Research summary

What was actually researched for RabbitBreeder

The product model was not based on guesses. It was built from a structured NotebookLM research pass across breeds, breeding cycles, care, vaccination, reminder logic, and welfare constraints.

Breeds and breed selection

  • Meat, dual-purpose, decorative, show, fur, giant, dwarf, maternal, and commercial-cross categories are covered.
  • Selection logic includes fertility, mothering, growth rate, temperament, hardiness, and operational fit.

Reproduction lifecycle

  • The model covers mating, pregnancy check windows, nest preparation, kindling, litter check, weaning, and rebreeding eligibility.
  • Reminder timing is derived from breeding-cycle settings instead of ad hoc manual notes.

Care and vaccination

  • Doe, buck, and kit care are separated by role and by lifecycle stage.
  • Vaccination guidance is stored as a global baseline with explicit country-specific overlays where schedules and legal requirements differ.
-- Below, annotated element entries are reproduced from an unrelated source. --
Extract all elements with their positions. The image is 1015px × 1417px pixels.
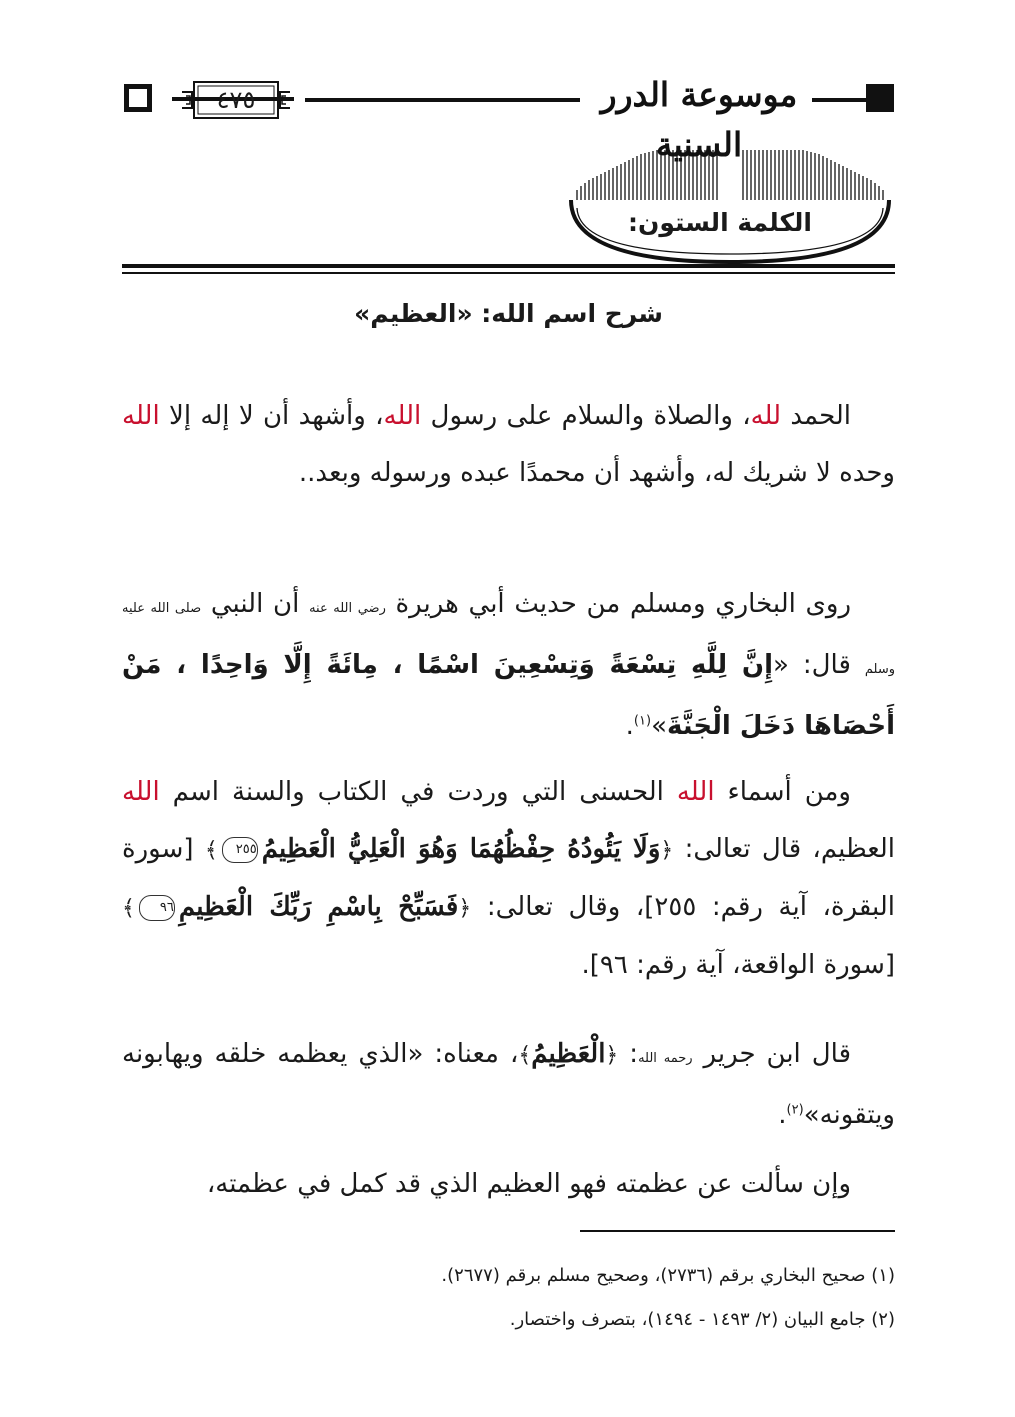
honorific-symbol: صلى الله عليه وسلم bbox=[122, 601, 896, 677]
text-run: [سورة البقرة، آية رقم: ٢٥٥]، وقال تعالى: bbox=[122, 834, 896, 922]
footnote-1: (١) صحيح البخاري برقم (٢٧٣٦)، وصحيح مسلم برقم (٢٦٧٧). bbox=[441, 1265, 895, 1286]
ayah-text: وَلَا يَئُودُهُ حِفْظُهُمَا وَهُوَ الْعَلِيُّ الْعَظِيمُ bbox=[261, 834, 661, 864]
text-run: العظيم، قال تعالى: bbox=[673, 834, 895, 864]
text-run: . bbox=[778, 1100, 787, 1130]
header-square-right bbox=[866, 84, 894, 112]
footnote-2: (٢) جامع البيان (٢/ ١٤٩٣ - ١٤٩٤)، بتصرف واختصار. bbox=[509, 1309, 895, 1330]
header-divider-thin bbox=[122, 272, 895, 274]
text-run: أن النبي bbox=[201, 589, 310, 619]
paragraph-ibn-jarir bbox=[122, 1026, 895, 1144]
paragraph-closing bbox=[122, 1156, 895, 1213]
header-rule-middle bbox=[305, 98, 580, 102]
quran-bracket-close: ﴾ bbox=[204, 838, 218, 863]
text-run: الحسنى التي وردت في الكتاب والسنة اسم bbox=[159, 777, 677, 807]
divine-name: لله bbox=[750, 401, 782, 431]
text-run: روى البخاري ومسلم من حديث أبي هريرة bbox=[385, 589, 852, 619]
quran-bracket-open: ﴿ bbox=[660, 838, 674, 863]
ayah-number: ٢٥٥ bbox=[222, 837, 258, 863]
text-run: ، وأشهد أن لا إله إلا bbox=[159, 401, 384, 431]
ayah-number: ٩٦ bbox=[139, 895, 175, 921]
text-run: ومن أسماء bbox=[714, 777, 851, 807]
quran-bracket-open: ﴿ bbox=[605, 1043, 619, 1068]
series-title: موسوعة الدرر السنية bbox=[600, 75, 798, 164]
divine-name: الله bbox=[383, 401, 422, 431]
text-run: قال: « bbox=[773, 650, 865, 680]
honorific-symbol: رضي الله عنه bbox=[309, 601, 386, 616]
footnote-divider bbox=[580, 1230, 895, 1232]
ayah-text: فَسَبِّحْ بِاسْمِ رَبِّكَ الْعَظِيمِ bbox=[178, 892, 459, 922]
divine-name: الله bbox=[122, 401, 160, 431]
quran-bracket-close: ﴾ bbox=[518, 1043, 532, 1068]
header-divider-thick bbox=[122, 264, 895, 268]
text-run: الحمد bbox=[781, 401, 852, 431]
header-square-left bbox=[124, 84, 152, 112]
hadith-text: إِنَّ لِلَّهِ تِسْعَةً وَتِسْعِينَ اسْمًا ، مِائَةً إِلَّا وَاحِدًا ، مَنْ أَحْصَاهَا دَخَلَ الْجَنَّةَ bbox=[122, 650, 895, 741]
text-run: وحده لا شريك له، وأشهد أن محمدًا عبده ورسوله وبعد.. bbox=[298, 458, 895, 488]
paragraph-hadith bbox=[122, 576, 895, 755]
quran-bracket-close: ﴾ bbox=[122, 896, 135, 921]
paragraph-quran bbox=[122, 764, 895, 994]
text-run: » bbox=[651, 711, 667, 741]
text-run: قال ابن جرير bbox=[692, 1039, 851, 1069]
ayah-text: الْعَظِيمُ bbox=[531, 1039, 606, 1069]
honorific-symbol: رحمه الله bbox=[638, 1051, 693, 1066]
footnote-ref[interactable]: (١) bbox=[633, 713, 652, 729]
quran-bracket-open: ﴿ bbox=[458, 896, 472, 921]
text-run: ، معناه: «الذي يعظمه خلقه ويهابونه ويتقونه» bbox=[122, 1039, 895, 1130]
text-run: : bbox=[618, 1039, 639, 1069]
page-number: ٤٧٥ bbox=[216, 86, 256, 114]
section-heading: شرح اسم الله: «العظيم» bbox=[354, 299, 663, 328]
divine-name: الله bbox=[676, 777, 715, 807]
text-run: وإن سألت عن عظمته فهو العظيم الذي قد كمل في عظمته، bbox=[206, 1169, 851, 1199]
text-run: ، والصلاة والسلام على رسول bbox=[421, 401, 751, 431]
footnote-ref[interactable]: (٢) bbox=[786, 1102, 804, 1118]
text-run: [سورة الواقعة، آية رقم: ٩٦]. bbox=[581, 950, 895, 980]
text-run: . bbox=[625, 711, 634, 741]
paragraph-intro bbox=[122, 388, 895, 502]
divine-name: الله bbox=[122, 777, 160, 807]
header-rule-right bbox=[812, 98, 872, 102]
chapter-label: الكلمة الستون: bbox=[628, 208, 812, 237]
Welfare, meat workflow, and reminders

  • The slaughter section stays at welfare, readiness, withdrawal, and compliance level only.
  • The reminder engine translates research into actionable farmer tasks, alerts, and escalations.

Research outputs used by the product

  • RabbitBreeder Knowledge Base — Breeds, Reproduction, Care, Vaccination
  • RabbitBreeder Product Spec — Reminder Algorithms and Farm Workflows
  • RabbitBreeder Risk Register — Gaps, Regional Variance, and Conflicting Guidance

Important boundary

Vaccination schedules, slaughter compliance, transport rules, and withdrawal requirements are not globally uniform. The system treats them as baseline guidance plus jurisdiction-specific overlays instead of pretending one rule fits every country.